第二節 あるべき美しい姿へ ―――――――

第九話 夢ゆめ①

 あたしは、に緑を取り戻したいと強く願っていた。

 山頂の本殿から出発し、少しずつ少しずつ緑を取り戻して行った。そして、広範囲に移動して、緑を再生していく。


 すると、この世界にも人間がいることが分かった。

 枯れてしまった田や畑――胸が痛んだ。

 枯れた田畑に降り立つ。そして、祈る。

 すると蘇る田畑――人々の喜びの顔。


 あたしは確かに霊体であるらしかった。

 あたしからは人は見えるのだけど、向こうからあたしは見えないようだった。
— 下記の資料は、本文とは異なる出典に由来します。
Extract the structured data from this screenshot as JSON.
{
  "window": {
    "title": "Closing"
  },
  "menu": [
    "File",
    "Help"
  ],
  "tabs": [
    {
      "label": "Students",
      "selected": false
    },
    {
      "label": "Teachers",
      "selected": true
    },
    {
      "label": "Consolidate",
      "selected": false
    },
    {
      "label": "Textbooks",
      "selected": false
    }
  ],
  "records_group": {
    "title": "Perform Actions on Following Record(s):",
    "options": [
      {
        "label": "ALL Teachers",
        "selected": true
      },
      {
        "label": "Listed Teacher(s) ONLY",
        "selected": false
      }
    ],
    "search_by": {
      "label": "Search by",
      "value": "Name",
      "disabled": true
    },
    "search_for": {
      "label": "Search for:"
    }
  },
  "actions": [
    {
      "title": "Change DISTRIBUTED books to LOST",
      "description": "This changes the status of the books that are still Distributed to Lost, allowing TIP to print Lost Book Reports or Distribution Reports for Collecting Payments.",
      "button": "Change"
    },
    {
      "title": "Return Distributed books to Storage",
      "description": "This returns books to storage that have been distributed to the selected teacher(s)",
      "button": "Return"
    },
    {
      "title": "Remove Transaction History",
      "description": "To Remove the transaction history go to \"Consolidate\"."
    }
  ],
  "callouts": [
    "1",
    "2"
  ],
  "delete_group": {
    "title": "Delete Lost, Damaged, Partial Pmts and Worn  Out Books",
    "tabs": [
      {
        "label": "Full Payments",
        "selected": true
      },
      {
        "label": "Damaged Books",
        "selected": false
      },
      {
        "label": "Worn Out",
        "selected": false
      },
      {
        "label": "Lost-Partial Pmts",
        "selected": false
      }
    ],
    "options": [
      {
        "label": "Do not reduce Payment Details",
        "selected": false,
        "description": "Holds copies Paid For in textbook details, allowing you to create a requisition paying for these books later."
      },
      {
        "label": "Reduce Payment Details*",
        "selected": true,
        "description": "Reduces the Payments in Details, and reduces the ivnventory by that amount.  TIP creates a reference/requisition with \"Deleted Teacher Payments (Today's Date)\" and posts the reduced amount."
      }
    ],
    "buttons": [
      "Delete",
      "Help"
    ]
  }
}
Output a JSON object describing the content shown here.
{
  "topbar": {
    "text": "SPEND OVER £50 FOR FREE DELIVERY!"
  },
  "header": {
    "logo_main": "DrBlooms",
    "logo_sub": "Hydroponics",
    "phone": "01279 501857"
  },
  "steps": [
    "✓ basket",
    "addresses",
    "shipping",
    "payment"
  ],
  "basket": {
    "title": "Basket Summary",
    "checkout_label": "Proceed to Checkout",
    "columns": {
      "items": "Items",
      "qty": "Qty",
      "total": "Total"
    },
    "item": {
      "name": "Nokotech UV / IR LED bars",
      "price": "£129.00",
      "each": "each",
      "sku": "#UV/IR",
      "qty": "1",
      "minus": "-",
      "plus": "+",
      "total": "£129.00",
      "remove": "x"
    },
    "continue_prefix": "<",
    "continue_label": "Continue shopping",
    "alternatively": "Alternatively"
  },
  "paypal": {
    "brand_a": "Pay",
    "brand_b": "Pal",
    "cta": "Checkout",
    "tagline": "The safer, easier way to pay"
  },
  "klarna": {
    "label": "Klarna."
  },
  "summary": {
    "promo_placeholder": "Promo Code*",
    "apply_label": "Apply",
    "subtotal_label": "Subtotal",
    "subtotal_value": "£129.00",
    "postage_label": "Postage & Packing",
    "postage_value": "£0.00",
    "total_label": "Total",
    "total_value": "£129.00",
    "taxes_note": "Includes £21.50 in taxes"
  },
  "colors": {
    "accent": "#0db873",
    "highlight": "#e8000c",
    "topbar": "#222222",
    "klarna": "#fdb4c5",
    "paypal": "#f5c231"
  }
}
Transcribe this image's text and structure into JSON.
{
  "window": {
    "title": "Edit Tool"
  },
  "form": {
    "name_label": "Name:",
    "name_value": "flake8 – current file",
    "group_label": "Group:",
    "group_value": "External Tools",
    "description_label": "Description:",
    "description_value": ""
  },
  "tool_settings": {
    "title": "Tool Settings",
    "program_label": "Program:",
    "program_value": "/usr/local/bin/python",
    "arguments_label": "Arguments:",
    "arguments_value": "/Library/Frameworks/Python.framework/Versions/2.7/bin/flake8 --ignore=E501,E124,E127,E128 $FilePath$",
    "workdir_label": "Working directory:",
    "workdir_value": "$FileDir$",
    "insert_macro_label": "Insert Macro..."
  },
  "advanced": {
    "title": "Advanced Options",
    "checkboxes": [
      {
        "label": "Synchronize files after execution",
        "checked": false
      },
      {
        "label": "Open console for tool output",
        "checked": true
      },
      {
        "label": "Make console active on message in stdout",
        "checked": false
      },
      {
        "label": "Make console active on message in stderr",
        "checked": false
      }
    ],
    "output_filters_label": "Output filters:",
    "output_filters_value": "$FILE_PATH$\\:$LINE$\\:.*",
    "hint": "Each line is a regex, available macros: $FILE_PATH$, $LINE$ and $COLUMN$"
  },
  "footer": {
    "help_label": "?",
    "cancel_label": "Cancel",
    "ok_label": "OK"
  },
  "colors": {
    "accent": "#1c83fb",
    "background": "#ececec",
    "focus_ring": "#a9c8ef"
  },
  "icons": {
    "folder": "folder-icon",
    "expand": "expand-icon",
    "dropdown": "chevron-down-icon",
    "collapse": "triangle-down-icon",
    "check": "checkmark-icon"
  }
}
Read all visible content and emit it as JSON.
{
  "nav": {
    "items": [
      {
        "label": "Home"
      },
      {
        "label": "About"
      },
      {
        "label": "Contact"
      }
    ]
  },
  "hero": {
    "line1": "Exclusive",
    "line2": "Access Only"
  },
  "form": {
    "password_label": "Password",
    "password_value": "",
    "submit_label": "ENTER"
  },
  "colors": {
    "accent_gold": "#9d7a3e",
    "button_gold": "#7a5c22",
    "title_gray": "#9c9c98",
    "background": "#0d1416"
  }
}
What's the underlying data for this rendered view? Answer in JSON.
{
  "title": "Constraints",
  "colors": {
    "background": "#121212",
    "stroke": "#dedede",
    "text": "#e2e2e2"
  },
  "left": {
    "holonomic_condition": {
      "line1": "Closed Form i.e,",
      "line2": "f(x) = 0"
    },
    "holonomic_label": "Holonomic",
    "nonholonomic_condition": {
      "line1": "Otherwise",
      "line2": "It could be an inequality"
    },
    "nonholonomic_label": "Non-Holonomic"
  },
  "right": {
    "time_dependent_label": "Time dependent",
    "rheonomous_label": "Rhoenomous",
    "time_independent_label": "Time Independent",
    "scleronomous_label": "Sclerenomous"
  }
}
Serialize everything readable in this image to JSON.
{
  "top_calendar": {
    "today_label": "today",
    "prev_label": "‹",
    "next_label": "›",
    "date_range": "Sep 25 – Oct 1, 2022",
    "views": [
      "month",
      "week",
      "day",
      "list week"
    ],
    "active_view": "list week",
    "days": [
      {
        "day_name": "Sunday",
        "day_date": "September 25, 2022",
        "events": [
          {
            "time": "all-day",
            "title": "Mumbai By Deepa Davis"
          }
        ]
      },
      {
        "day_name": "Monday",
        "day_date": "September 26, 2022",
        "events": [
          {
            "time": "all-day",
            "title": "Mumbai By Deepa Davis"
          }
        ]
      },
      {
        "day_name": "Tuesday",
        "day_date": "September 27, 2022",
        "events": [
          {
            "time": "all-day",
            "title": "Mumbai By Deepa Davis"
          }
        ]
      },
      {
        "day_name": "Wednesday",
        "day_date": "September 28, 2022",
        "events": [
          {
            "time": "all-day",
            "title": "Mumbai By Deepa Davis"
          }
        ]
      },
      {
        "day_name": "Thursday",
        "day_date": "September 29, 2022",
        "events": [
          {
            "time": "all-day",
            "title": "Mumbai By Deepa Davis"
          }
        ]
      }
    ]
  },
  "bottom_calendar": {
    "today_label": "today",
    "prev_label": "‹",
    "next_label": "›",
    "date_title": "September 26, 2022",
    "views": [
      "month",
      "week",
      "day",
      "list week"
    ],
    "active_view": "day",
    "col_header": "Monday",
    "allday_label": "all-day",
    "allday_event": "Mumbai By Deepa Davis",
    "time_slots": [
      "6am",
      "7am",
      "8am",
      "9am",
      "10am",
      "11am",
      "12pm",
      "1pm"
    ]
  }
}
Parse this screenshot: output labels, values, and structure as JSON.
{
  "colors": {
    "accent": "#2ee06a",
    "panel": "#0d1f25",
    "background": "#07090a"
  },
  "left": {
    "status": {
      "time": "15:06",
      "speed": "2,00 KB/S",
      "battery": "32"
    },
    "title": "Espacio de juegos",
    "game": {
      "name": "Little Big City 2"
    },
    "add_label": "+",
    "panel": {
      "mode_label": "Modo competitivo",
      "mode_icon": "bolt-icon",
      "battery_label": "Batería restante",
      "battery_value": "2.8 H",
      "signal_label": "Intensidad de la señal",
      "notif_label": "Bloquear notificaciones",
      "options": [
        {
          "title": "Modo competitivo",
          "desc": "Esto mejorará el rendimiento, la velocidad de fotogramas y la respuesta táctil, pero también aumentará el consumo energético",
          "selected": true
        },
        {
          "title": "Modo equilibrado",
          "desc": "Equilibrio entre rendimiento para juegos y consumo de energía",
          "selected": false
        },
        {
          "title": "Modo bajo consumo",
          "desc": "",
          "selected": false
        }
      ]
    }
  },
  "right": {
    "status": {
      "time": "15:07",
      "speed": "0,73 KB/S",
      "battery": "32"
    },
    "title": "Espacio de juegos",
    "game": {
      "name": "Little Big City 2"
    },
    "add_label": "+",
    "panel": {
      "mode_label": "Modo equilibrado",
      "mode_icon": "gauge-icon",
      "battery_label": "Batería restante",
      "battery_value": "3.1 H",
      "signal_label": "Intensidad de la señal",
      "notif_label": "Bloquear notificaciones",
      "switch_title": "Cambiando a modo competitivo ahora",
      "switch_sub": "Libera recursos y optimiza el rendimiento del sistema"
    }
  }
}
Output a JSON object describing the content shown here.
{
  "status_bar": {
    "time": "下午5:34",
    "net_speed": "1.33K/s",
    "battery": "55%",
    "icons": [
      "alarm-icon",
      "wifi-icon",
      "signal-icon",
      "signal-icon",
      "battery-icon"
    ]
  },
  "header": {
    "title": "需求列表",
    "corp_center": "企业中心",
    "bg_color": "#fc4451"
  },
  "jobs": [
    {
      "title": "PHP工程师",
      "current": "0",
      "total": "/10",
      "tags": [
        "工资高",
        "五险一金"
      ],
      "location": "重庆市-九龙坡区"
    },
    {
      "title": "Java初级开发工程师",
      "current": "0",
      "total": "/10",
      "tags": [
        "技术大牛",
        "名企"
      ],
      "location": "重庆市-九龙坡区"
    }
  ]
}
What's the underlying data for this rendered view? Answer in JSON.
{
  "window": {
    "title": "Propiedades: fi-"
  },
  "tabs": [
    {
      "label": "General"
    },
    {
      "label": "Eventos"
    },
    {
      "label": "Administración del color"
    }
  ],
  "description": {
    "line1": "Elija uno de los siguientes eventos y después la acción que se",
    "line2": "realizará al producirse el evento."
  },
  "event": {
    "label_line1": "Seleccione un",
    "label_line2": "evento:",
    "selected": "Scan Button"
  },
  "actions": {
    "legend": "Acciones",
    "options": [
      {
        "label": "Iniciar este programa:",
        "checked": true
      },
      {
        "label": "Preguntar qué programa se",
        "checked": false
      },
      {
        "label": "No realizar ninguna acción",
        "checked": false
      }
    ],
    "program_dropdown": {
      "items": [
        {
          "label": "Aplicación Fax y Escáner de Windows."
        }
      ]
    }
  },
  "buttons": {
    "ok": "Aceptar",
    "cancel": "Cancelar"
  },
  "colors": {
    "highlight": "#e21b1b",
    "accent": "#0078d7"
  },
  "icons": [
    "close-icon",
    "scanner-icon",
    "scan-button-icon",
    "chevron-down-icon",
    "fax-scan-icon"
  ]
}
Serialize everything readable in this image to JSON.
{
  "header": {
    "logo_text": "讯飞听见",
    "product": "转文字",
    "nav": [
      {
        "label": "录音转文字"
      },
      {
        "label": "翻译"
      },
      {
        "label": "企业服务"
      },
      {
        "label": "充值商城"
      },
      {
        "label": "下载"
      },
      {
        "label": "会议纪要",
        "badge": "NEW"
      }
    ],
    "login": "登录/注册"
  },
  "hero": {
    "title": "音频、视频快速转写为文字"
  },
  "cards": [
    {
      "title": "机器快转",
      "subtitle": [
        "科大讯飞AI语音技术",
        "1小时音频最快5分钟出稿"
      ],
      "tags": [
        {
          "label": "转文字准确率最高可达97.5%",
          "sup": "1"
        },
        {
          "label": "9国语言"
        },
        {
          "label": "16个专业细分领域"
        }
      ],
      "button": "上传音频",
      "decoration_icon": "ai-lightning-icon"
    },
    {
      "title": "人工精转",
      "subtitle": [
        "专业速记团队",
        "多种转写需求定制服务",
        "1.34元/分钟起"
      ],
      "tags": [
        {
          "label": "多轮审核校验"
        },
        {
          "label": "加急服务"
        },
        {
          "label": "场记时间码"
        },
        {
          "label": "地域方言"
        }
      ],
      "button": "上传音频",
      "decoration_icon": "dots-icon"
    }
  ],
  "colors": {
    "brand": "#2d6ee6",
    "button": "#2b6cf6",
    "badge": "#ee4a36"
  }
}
ただ、その中にも気配を感じる者がいるらしく、手を合わせて頭を下げられたりした。        或いは、あたしが出現した山の頂を見て祈る人もいた。

 神様じゃないんだけどなあ。

 ただ、でも、人知を超えた力で緑を蘇らせることが出来るのは事実だった。

 


 ――土地守りがおらぬと、土地が荒れるのだ。


 声を思い出す。

 土地守り。

 そう言えば、緑たちに「緑青ろくしょうの土地守り」と言われた。

 緑を蘇らせる存在? それから?

 あたしは目前に広がる世界を見つめた。

 ここはどこだろう?

 

 日本のようでいて、日本ではない。植物が少しずつ違う気がする。動物も少しずつ違う。人も、日本人のようでいて、日本人ではない。最初は黒髪だと思っていたけれど、よく見ると濃紺だったり濃い緑色だったりした。水色に近い青や若草色のような緑の髪もあって、その色のグラデーションには個人差があり一様ではなかった。瞳の色もそうだ。青色と緑色を基調とした色で、その濃さには個人差があった。顔立ちは日本人に近いが、彫りが深い顔立ちの人もいる。服装も、平安時代の農民の服装のようでいて、少しずつ日本とは違う気もする。家々もそうだ。言語は――不思議なんだけど、頭に入ってきた。そして、実際日本語に似てもいた。

 ここはどういう世界なんだろう?


 ――よく分からない。

 よく分からないけれど、あたしの胸に、ここを守りたいという気持ちが強く芽生えているのを感じていた。

 霊体で、人々からは見えない存在。

 それでも、緑を蘇らせ世界を感じ取る力が、あたしにはあるように思った。


 あたしは集落を散歩することにした。

 皆、一生懸命に働いている。田畑を耕し、様々な日用品を作り、或いは機織りをして。

 あたしが集落を巡ることで、ふわっと空気が澄んでいくように思えた。もちろん、緑も増えてゆく。壊れかけた家を直すことも出来た。……嬉しい。


 あれ?

 ――泣いている子がいた。

 集落の外れの、ほとんど森との境目のところで、小さな男の子が泣いていた。

 その子はここでは珍しく黄金こがね色の髪をして、瞳も美しい黄金きん色をしていた。